I would suggest you find a tactful way to back out of the deal.  If there is family tension now, before you have even taken any action, just imagine how much worse it will be later when someone in the deal feels cheated by the other.  

I should make it a little bit clear - He would put down $100k when he forms a LLC with this wife. Since he does not have another $100k to buy the 20% stake, I would (he wants me to) loan him $100k. This would be on a written agreement. After the deal is complete, 4-5 months later and before filing taxes (according to him), I would "buy" out his wife's stake for the 50% ownership in LLC, and thus 10% stake in the property.

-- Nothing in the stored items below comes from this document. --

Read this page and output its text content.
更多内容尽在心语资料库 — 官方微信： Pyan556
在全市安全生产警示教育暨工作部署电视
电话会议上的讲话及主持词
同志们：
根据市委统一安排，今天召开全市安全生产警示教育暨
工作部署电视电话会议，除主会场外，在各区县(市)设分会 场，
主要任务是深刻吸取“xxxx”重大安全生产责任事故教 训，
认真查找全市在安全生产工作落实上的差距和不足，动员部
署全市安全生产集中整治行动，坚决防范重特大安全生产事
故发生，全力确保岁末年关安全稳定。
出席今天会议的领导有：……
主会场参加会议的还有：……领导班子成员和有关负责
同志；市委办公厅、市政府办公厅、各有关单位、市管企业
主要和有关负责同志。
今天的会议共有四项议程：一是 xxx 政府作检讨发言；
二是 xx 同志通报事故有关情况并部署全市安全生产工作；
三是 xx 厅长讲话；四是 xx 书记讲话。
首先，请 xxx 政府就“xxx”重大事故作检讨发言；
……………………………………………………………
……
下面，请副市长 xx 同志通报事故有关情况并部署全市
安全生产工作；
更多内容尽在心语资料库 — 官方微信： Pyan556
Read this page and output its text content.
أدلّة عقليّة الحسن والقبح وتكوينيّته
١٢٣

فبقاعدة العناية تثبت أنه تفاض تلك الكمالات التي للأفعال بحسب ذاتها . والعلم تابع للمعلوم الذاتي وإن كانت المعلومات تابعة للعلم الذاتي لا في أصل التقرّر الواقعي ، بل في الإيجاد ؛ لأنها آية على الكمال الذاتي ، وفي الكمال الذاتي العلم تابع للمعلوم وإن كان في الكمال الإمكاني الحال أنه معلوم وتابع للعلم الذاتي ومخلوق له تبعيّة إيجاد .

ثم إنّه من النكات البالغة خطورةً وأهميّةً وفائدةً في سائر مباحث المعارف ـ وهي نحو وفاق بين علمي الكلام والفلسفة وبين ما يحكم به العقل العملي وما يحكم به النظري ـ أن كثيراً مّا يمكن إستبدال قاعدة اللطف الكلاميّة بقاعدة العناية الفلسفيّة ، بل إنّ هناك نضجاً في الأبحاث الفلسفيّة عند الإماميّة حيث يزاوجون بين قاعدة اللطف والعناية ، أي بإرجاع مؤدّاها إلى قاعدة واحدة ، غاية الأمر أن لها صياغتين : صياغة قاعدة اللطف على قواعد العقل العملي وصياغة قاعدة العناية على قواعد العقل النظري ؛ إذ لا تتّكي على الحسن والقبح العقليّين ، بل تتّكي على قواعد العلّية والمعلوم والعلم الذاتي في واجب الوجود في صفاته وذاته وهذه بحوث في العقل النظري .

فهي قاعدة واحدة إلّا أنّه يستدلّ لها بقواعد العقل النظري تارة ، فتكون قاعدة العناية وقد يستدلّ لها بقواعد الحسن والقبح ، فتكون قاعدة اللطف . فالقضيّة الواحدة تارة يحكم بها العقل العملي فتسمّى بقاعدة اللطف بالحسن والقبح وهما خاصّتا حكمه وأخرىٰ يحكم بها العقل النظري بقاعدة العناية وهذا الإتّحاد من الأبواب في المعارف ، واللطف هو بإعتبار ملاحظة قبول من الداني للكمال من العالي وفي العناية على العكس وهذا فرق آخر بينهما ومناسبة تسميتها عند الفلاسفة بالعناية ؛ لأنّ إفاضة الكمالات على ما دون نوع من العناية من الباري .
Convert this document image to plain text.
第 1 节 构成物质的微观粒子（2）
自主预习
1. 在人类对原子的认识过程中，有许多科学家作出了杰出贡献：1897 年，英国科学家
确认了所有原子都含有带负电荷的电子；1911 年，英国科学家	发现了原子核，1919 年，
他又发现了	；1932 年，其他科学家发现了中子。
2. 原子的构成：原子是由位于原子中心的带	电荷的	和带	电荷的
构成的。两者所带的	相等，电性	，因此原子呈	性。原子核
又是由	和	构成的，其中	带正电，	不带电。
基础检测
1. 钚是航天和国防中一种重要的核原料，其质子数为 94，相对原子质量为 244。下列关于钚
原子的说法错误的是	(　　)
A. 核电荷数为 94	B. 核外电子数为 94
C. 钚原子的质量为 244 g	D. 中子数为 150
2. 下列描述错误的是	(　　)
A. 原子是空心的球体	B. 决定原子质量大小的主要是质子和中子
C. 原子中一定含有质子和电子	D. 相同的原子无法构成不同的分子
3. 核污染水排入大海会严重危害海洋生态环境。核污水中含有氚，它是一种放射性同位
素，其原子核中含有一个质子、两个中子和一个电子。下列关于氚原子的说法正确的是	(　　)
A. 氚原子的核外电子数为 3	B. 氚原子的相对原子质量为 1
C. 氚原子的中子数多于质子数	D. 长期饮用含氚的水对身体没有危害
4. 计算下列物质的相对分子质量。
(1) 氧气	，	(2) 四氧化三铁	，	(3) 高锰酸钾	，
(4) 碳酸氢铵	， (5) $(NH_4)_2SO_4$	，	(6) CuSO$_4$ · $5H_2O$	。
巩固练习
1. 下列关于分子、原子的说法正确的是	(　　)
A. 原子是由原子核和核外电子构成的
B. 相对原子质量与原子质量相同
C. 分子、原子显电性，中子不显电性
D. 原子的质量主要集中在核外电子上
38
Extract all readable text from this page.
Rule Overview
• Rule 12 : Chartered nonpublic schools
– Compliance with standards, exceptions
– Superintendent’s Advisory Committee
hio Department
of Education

Since I would have already loaned him the money, I wouldn't pay him again. That's my question - would that work? Just not sure what to include or what out for in written contracts.

I am really against this deal, but it's due to family pressure and the family tensions that I have to go this route. It's a good opportunity to invest that I don't want to let go off.

If you are being pressured to do the deal, then just ask those exerting the pressure why they aren't participating in the deal themselves.  If the deal is really good, most people will find a way to buy into the opportunity.  Could it be that the deal is not really that good in the first place?  

If you are not comfortable, then stand your ground.  You may miss out on a profit, but you won't lose your money or any sleep over this.   

Don't do a deal if you're not completely comfortable with its terms. There's often a lot of pressure to "not miss out," but no deal is so good that you have to put yourself in a compromised position to do it. Shady/irresponsible people can make a great deal turn completely sour in mere minutes. Opportunities are like trains--there's always another one coming.

As for the structure of the deal, you're not going to find a form contract to do this kind of deal. Creative deals are the reason why lawyers exist--find someone who's competent at drafting contracts from scratch. If you try to hack something together yourself, you may regret it in 5 months when something changes again in your cousin's family situation.